World Bank to help develop offshore wind power in developing countries

8 March 2019 (Last Updated March 8th, 2019 13:16)

The World Bank Group has unveiled a new programme that aims to accelerate the adoption of offshore wind energy in developing countries.

World Bank to help develop offshore wind power in developing countries
The World Bank to accelerate the adoption of offshore wind energy in developing countries.
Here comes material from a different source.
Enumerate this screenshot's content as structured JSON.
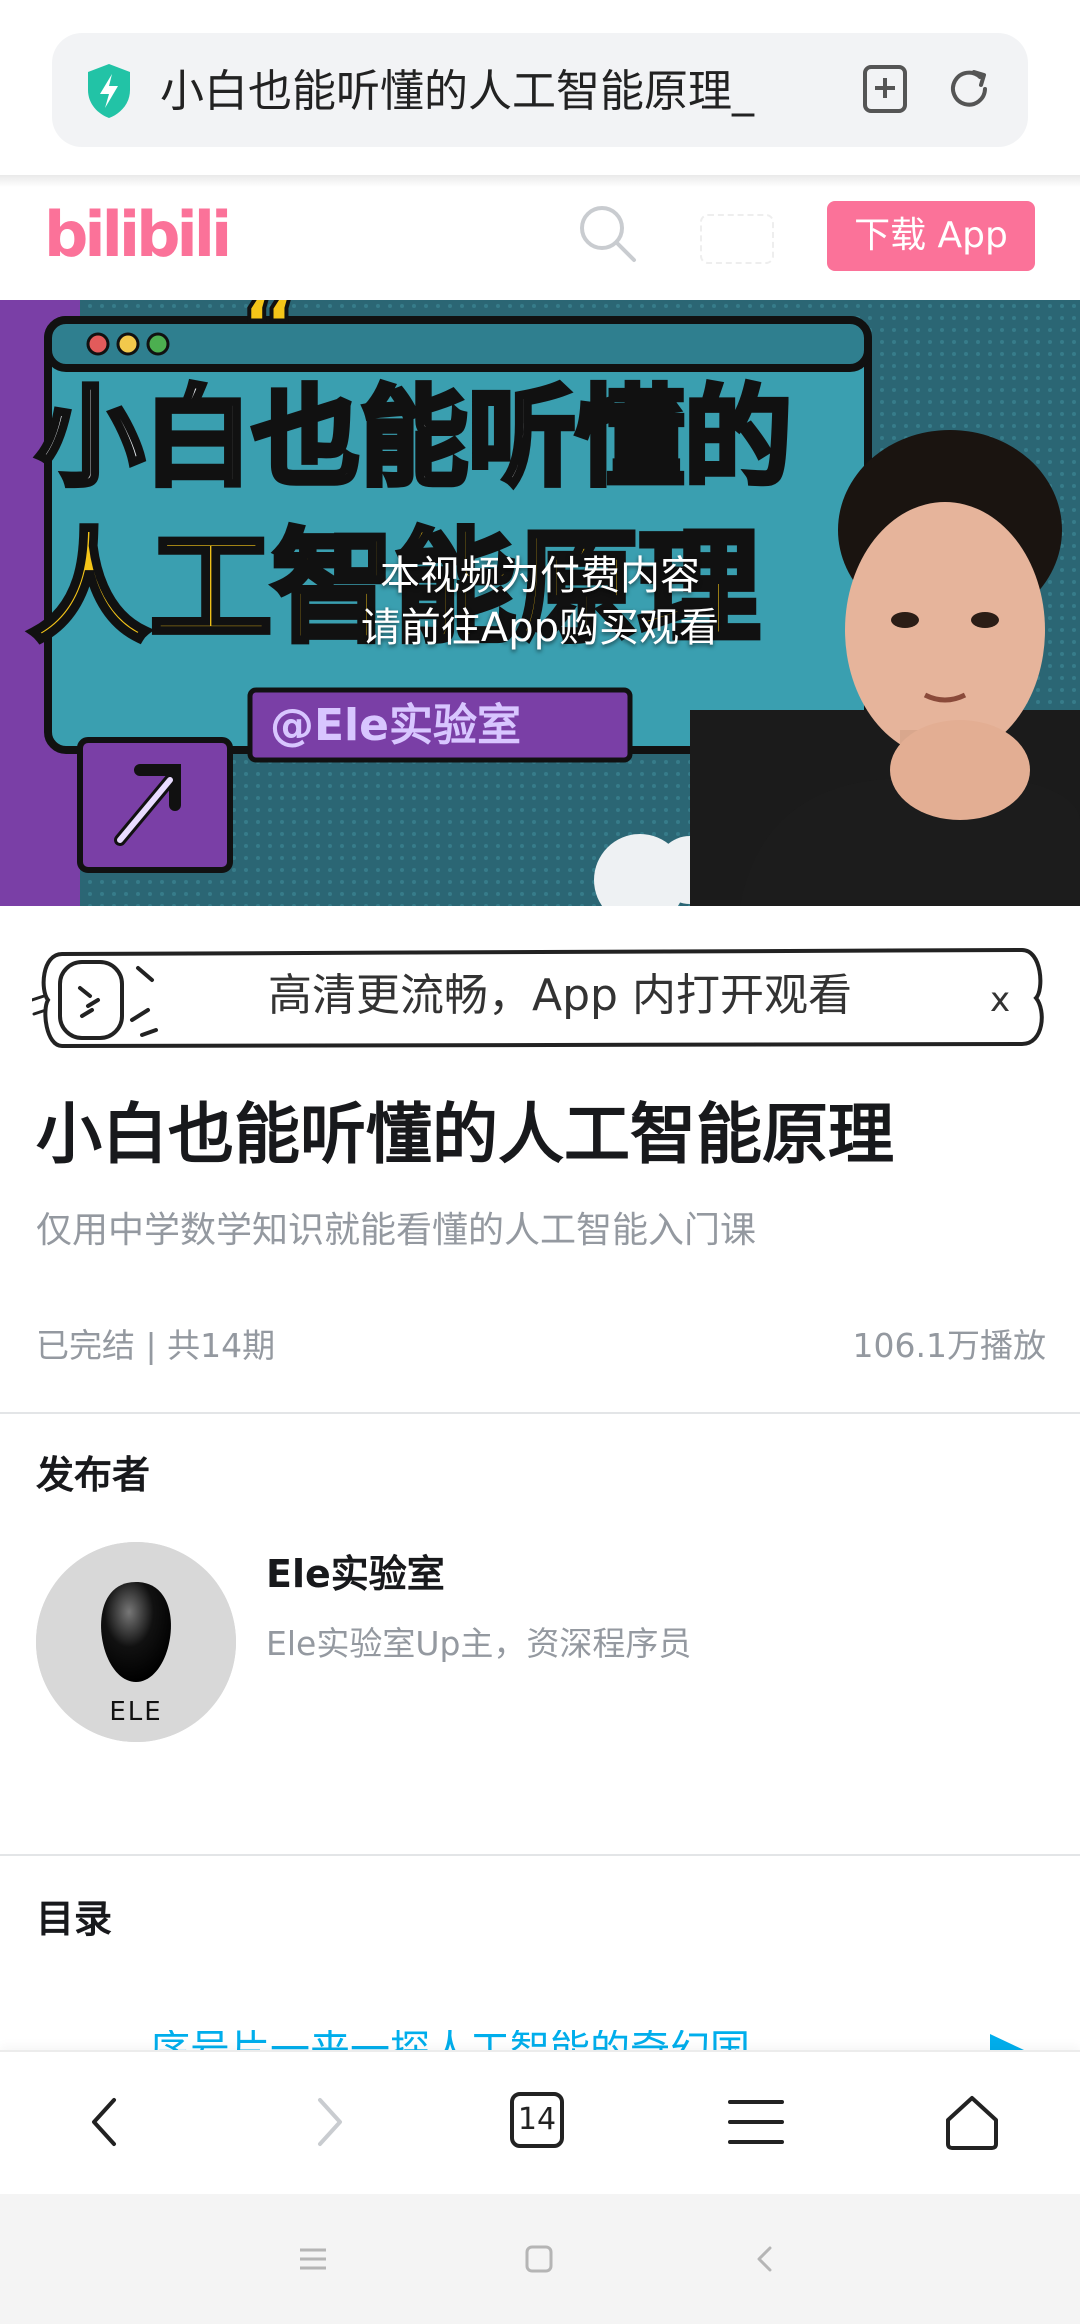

Credit: Matt Artz on Unsplash.

The World Bank Group has unveiled a new programme that aims to accelerate the adoption of offshore wind energy in developing countries.

As part of the initiative, the World Bank along with the International Finance Corporation (IFC) will help developing nations in assessing their offshore wind potential.

The programme also intends to offer technical assistance for projects that are ready for investment by renewable energy developers.

World Bank Energy & Extractives head and senior director Riccardo Puliti said: “Offshore wind is a clean, reliable and secure source of energy with the massive potential to transform the energy mix in countries that have great wind resources.

“We have seen it work in Europe – we can now make use of global experience to scale up offshore wind projects in emerging markets.”

“We have seen it work in Europe – we can now make use of global experience to scale up offshore wind projects in emerging markets.”

The World Bank noted that the offshore wind industry has increased five-fold since 2011, with 23GW of capacity being installed at the end of 2018.

The figures represent a significant opportunity for developing countries such as India, Brazil, South Africa and the Philippines, which have strong offshore wind resources

IFC director and Energy & Mining global head Bertrand de la Borde said: “We see great opportunity for offshore wind development at scale and are looking forward to working with private sector developers to open up new investment opportunities in countries that could benefit from this increasingly competitive source of renewable energy.”

The $5m programme will be led by World Bank’s Energy Sector Management Assistance Program (ESMAP), in partnership with IFC.

It is also backed by the UK government which offered a $26m (£20m) grant to ESMAP to help developing countries implement environmentally sustainable energy solutions.